While Win32/Weelsof clearly targets the United Kingdom, the infection has spread to many other countries as well and is expected to progress, change, and adapt to other countries in the future.
■ A fake alert from an online authority Specialist Crime Directorate stating the infected computer has been violating the law which states “Your computer is blocked due to at least one of the reasons specified below.”
■ You have been violating Copyright and Related Rights Law (Video, Music, Software) and illegally using or distributing copyrighted content, thus infringing Article 128 of the Criminal Code of Great Britain.
■ Article 128 of the Criminal Code provides for a fine of two to five hundred minimal wages or a deprivation of liberty for two to eight years.
■ You have been viewing or distributing prohibited Pornographic content (Child Porno/Zoofilia and etc). Thus violating article 202 of the Criminal Code of Great Britain.
■ Illegal access to computer data has been initiated from your PC, or you have been… (incomplete wording)

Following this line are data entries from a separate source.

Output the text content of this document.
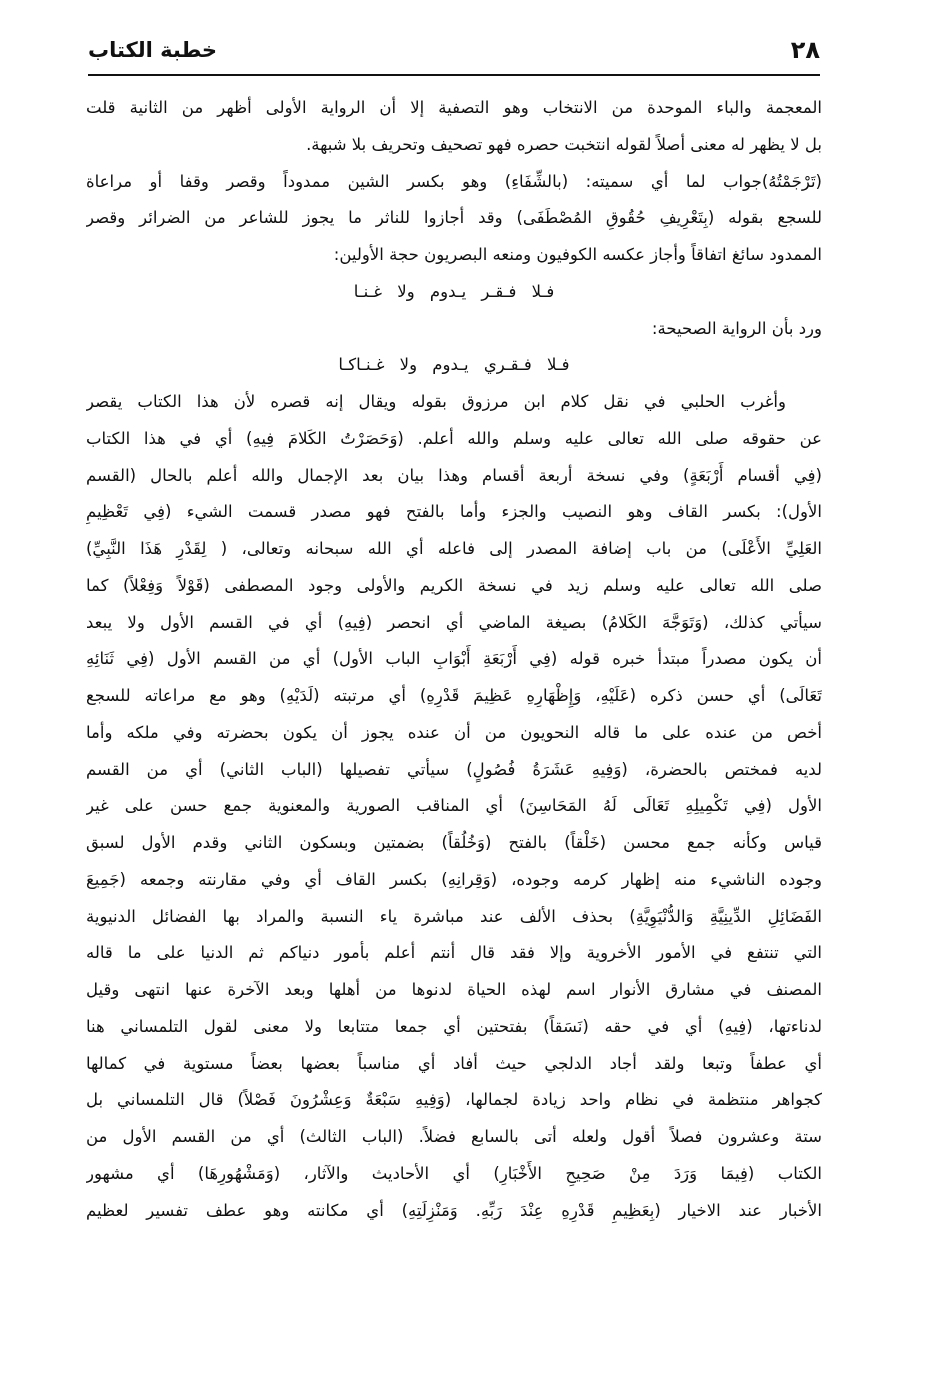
٢٨
خطبة الكتاب
المعجمة والباء الموحدة من الانتخاب وهو التصفية إلا أن الرواية الأولى أظهر من الثانية قلت
بل لا يظهر له معنى أصلاً لقوله انتخبت حصره فهو تصحيف وتحريف بلا شبهة.
(تَرْجَمْتُهُ)جواب لما أي سميته: (بالشِّفَاءِ) وهو بكسر الشين ممدوداً وقصر وقفا أو مراعاة
للسجع بقوله (بِتَعْرِيفِ حُقُوقِ المُصْطَفَى) وقد أجازوا للناثر ما يجوز للشاعر من الضرائر وقصر
الممدود سائغ اتفاقاً وأجاز عكسه الكوفيون ومنعه البصريون حجة الأولين:
فـلا فـقـر يـدوم ولا غـنـا
ورد بأن الرواية الصحيحة:
فـلا فـقـري يـدوم ولا غـنـاكـا
وأغرب الحلبي في نقل كلام ابن مرزوق بقوله ويقال إنه قصره لأن هذا الكتاب يقصر
عن حقوقه صلى الله تعالى عليه وسلم والله أعلم. (وَحَصَرْتُ الكَلامَ فِيهِ) أي في هذا الكتاب
(فِي أقسام أَرْبَعَةٍ) وفي نسخة أربعة أقسام وهذا بيان بعد الإجمال والله أعلم بالحال (القسم
الأول): بكسر القاف وهو النصيب والجزء وأما بالفتح فهو مصدر قسمت الشيء (فِي تَعْظِيمِ
العَلِيِّ الأَعْلَى) من باب إضافة المصدر إلى فاعله أي الله سبحانه وتعالى، ( لِقَدْرِ هَذَا النَّبِيِّ)
صلى الله تعالى عليه وسلم زيد في نسخة الكريم والأولى وجود المصطفى (قَوْلاً وَفِعْلاً) كما
سيأتي كذلك، (وَتَوَجَّهَ الكَلامُ) بصيغة الماضي أي انحصر (فِيهِ) أي في القسم الأول ولا يبعد
أن يكون مصدراً مبتدأ خبره قوله (فِي أَرْبَعَةِ أَبْوَابِ الباب الأول) أي من القسم الأول (فِي ثَنَائِهِ
تَعَالَى) أي حسن ذكره (عَلَيْهِ، وَإِظْهَارِهِ عَظِيمَ قَدْرِهِ) أي مرتبته (لَدَيْهِ) وهو مع مراعاته للسجع
أخص من عنده على ما قاله النحويون من أن عنده يجوز أن يكون بحضرته وفي ملكه وأما
لديه فمختص بالحضرة، (وَفِيهِ عَشَرَةُ فُصُولٍ) سيأتي تفصيلها (الباب الثاني) أي من القسم
الأول (فِي تَكْمِيلِهِ تَعَالَى لَهُ المَحَاسِنَ) أي المناقب الصورية والمعنوية جمع حسن على غير
قياس وكأنه جمع محسن (خَلْقاً) بالفتح (وَخُلُقاً) بضمتين وبسكون الثاني وقدم الأول لسبق
وجوده الناشيء منه إظهار كرمه وجوده، (وَقِرانِهِ) بكسر القاف أي وفي مقارنته وجمعه (جَمِيعَ
الفَضَائِلِ الدِّينِيَّةِ وَالدُّنْيَوِيَّةِ) بحذف الألف عند مباشرة ياء النسبة والمراد بها الفضائل الدنيوية
التي تنتفع في الأمور الأخروية وإلا فقد قال أنتم أعلم بأمور دنياكم ثم الدنيا على ما قاله
المصنف في مشارق الأنوار اسم لهذه الحياة لدنوها من أهلها وبعد الآخرة عنها انتهى وقيل
لدناءتها، (فِيهِ) أي في حقه (نَسَقاً) بفتحتين أي جمعا متتابعا ولا معنى لقول التلمساني هنا
أي عطفاً وتبعا ولقد أجاد الدلجي حيث أفاد أي مناسباً بعضها بعضاً مستوية في كمالها
كجواهر منتظمة في نظام واحد زيادة لجمالها، (وَفِيهِ سَبْعَةٌ وَعِشْرُونَ فَصْلاً) قال التلمساني بل
ستة وعشرون فصلاً أقول ولعله أتى بالسابع فضلاً. (الباب الثالث) أي من القسم الأول من
الكتاب (فِيمَا وَرَدَ مِنْ صَحِيحِ الأَخْبَارِ) أي الأحاديث والآثار، (وَمَشْهُورِهَا) أي مشهور
الأخبار عند الاخيار (بِعَظِيمِ قَدْرِهِ عِنْدَ رَبِّهِ. وَمَنْزِلَتِهِ) أي مكانته وهو عطف تفسير لعظيم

■ Article 208 of the Criminal Code provides for a fine up to E 100,000 and/or a deprivation of liberty for four to nine years.
■ Illegal access has been initiated from your PC without our knowledge or consent, your PC may be infected by malware, thus you are violating the law on Neglectful Use of Personal Computer. (No such law)

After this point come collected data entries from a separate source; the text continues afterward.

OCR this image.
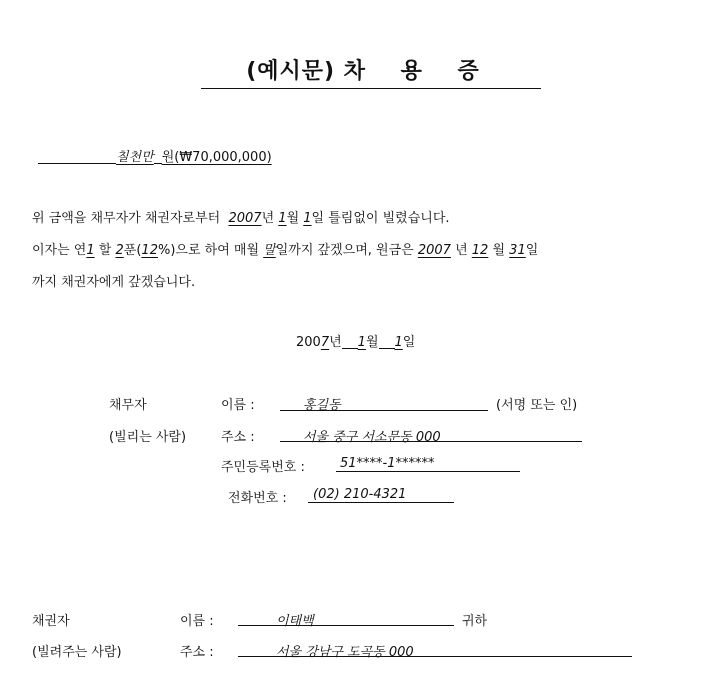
(예시문) 차    용    증
칠천만 원(₩70,000,000)
위 금액을 채무자가 채권자로부터 2007년 1월 1일 틀림없이 빌렸습니다.
이자는 연1 할 2푼(12%)으로 하여 매월 말일까지 갚겠으며, 원금은 2007 년 12 월 31일
까지 채권자에게 갚겠습니다.
2007년 1월 1일
채무자	이름 :	홍길동	(서명 또는 인)
(빌리는 사람)	주소 :	서울 중구 서소문동 000
주민등록번호 :	51****-1******
전화번호 : (02) 210-4321
채권자	이름 :	이태백	귀하
(빌려주는 사람)	주소 :	서울 강남구 도곡동 000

The second variant of Police Central e-crime Unit (PCeU) ransomware belongs to the Win32/Reveton malware family. The fake waning is different than the Weelsof version and much more sophisticated, claiming to be from Specialist Crime Directorate rather than Metropolitan Police.
How to remove Police Central e-crime Unit (Removal Instructions)
1. We strongly recommend writing down the toll free number below in case you run into any issues or problems while following the instructions. Our techs will kindly assist you with any problems.
if you need help give us a call
2. Download and install the free or full version of Malwarebytes Anti-Malware.
3. Open Malwarebytes Anti-Malware.
4. Click the large Scan Now button or visit the “Scan” tab to scan your computer for Police Central e-crime Unit malware and malicious files.
5. Once the scan is complete, click the Quarantine All button to remove the files and restart your computer.
Ransomware usually infects 1 user account on Windows systems at a time. Here are some tips to remove ransomware by using different user accounts.
- Log into an account not affected by malware (with administrative rights) and perform a scan with reputable software to detect and remove malware.
- You can also delete the infected account.
- Other options include creating a new user account to remove malware if only 1 Window’s user account is present on the computer system.
Safe Mode With Networking can be used to access the Internet for updates, drivers, removal software, or other files if internet and network connectivity is compromised.